Aretha Franklin est également associée à un film qui va raconter sa vie. «On est tout près d'une entente, dit-elle. Le rôle principal devrait être confié à Jennifer Hudson ou Audra McDonald, à moins que le réalisateur ait une autre actrice en tête. Nous n'avons pas encore choisi le réalisateur, mais nous avons discuté avec Taylor Hackford qui a fait le film Ray. J'ai eu une rencontre la semaine dernière avec la chaîne Lifetime qui est très intéressée à ce projet. Mais ce film sera fait pour le grand écran de préférence.»

> À Wilfrid-Pelletier, le 2 juillet 19h30.
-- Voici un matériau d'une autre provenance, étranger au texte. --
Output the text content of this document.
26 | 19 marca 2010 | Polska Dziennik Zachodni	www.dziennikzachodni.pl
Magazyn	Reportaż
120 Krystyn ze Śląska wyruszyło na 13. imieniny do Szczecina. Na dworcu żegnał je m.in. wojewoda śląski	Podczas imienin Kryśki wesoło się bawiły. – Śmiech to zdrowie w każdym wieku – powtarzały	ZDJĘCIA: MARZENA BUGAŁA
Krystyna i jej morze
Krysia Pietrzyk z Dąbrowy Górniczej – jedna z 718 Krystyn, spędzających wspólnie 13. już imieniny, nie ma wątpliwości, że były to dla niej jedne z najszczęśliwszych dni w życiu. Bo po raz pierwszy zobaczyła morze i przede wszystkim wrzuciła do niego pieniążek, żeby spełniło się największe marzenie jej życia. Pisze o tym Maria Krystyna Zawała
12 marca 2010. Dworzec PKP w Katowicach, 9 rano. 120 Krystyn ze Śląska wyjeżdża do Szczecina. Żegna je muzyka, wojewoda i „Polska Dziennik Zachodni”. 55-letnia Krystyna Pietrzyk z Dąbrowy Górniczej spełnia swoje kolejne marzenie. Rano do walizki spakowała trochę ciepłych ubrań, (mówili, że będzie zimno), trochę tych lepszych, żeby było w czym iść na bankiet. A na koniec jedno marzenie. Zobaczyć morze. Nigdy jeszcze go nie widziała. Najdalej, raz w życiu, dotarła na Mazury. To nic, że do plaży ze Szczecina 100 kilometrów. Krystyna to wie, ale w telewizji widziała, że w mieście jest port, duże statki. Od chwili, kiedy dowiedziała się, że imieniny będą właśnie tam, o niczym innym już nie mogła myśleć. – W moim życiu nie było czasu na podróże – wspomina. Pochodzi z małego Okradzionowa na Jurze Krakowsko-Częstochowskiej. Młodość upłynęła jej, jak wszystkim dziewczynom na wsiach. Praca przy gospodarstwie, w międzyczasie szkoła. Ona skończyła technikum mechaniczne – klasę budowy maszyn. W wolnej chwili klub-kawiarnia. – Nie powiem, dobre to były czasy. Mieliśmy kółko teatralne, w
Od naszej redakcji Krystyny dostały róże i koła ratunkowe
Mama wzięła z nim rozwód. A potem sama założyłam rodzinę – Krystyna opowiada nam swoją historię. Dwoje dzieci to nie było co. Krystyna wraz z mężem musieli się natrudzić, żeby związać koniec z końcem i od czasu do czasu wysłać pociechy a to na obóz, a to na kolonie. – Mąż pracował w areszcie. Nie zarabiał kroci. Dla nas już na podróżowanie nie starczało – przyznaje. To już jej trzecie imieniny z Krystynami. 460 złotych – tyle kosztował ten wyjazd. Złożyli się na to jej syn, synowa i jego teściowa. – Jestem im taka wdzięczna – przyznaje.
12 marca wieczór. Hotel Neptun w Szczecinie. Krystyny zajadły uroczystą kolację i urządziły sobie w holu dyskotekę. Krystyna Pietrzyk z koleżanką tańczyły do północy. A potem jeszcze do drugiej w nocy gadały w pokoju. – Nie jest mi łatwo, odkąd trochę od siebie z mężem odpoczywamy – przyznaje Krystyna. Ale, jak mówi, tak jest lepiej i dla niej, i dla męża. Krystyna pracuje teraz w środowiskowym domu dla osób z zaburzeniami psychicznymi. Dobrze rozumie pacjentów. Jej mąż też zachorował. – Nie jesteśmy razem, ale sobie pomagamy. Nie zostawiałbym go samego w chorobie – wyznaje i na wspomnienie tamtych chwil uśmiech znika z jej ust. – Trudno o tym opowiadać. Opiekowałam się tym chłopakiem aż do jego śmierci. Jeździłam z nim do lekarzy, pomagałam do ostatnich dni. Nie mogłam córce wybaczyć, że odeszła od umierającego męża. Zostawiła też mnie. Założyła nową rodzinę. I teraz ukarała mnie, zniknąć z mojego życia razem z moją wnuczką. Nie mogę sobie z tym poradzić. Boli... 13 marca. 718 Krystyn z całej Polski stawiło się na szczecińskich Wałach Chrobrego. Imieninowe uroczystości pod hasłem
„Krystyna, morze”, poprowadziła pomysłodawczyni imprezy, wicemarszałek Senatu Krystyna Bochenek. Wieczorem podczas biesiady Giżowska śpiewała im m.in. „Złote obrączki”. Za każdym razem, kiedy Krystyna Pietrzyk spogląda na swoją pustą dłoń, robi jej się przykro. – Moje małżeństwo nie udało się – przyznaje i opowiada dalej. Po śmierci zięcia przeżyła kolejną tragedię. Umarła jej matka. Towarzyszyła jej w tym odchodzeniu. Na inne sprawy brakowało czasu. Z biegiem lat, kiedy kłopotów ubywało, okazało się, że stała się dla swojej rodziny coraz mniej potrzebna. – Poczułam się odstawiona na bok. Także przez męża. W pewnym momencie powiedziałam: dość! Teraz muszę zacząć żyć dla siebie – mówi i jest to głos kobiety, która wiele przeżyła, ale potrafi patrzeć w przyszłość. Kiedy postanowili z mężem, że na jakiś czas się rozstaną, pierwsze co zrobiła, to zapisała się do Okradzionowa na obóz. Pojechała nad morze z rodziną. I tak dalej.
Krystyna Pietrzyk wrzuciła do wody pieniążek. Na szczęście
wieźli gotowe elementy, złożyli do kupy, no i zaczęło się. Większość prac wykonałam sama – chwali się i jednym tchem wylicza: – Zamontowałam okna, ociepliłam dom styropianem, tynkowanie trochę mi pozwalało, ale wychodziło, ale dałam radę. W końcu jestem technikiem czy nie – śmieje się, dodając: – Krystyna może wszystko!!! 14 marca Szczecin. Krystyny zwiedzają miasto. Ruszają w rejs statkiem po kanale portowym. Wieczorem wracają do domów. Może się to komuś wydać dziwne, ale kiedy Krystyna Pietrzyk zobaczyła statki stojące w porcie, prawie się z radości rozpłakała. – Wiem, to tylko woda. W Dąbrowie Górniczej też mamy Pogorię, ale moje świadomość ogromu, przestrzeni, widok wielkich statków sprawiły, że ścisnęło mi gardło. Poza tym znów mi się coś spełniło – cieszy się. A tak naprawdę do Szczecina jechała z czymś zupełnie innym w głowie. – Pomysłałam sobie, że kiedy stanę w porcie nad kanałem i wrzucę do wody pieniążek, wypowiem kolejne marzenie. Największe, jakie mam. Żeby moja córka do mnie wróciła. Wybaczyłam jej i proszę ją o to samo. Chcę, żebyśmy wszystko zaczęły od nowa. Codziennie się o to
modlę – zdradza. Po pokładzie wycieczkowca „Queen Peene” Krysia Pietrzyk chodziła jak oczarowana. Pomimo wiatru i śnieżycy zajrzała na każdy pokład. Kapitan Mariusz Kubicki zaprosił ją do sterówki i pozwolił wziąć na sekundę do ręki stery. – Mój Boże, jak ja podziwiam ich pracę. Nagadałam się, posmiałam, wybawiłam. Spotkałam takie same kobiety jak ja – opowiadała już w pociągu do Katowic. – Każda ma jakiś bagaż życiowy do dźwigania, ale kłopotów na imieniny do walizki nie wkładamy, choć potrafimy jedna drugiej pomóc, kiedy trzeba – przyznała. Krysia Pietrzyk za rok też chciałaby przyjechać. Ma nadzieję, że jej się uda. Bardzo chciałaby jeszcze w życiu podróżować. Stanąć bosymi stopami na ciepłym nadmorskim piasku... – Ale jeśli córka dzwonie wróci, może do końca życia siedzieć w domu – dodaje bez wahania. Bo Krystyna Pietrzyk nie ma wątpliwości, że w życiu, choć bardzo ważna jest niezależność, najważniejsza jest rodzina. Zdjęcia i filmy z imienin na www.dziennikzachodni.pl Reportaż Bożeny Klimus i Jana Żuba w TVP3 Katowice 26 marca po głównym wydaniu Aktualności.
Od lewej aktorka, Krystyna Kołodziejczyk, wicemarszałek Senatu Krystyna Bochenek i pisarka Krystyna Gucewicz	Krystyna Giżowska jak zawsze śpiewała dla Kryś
Aretha Franklin en cinq dates

1960

À 18 ans, Aretha Louise Franklin, fille d'un ministre baptiste et chanteuse formée au gospel, entre à la maison de disques Columbia grâce à John Hammond qui a également recruté les Billie Holiday, Count Basie, Bob Dylan et Bruce Springsteen.

1967

Aretha enregistre son premier album pour Atlantic. Le succès est instantané: sa version énergique de Respect, d'Otis Redding, atteint le sommet des palmarès et devient la chanson phare de la Queen of Soul. L'année suivante, elle remportera les 2 premiers de ses 18 trophées Grammy et fera la une du magazine Time.

1972

Parution de son album gospel Amazing Grace qui s'écoulera à plus de 2 millions d'exemplaires. Le documentaire sur le making of de ce classique, réalisé par Sydney Pollack, est encore inédit à ce jour.

1985

Retour en force avec l'album Who's Zoomin' Who qui lui vaut son dernier numéro un au palmarès pour la chanson Freeway of Love sur laquelle joue le saxophoniste Clarence Clemons. C'est sur cet album qu'on retrouve son duo avec Annie Lennox, Sisters Are Doin' It For Themselves.

2009

Démocrate convaincue, Aretha Franklin chante le 21 janvier à la prestation de serment du nouveau président américain Barack Obama. Depuis, elle a reçu des diplômes honorifiques des universités Yale et Harvard.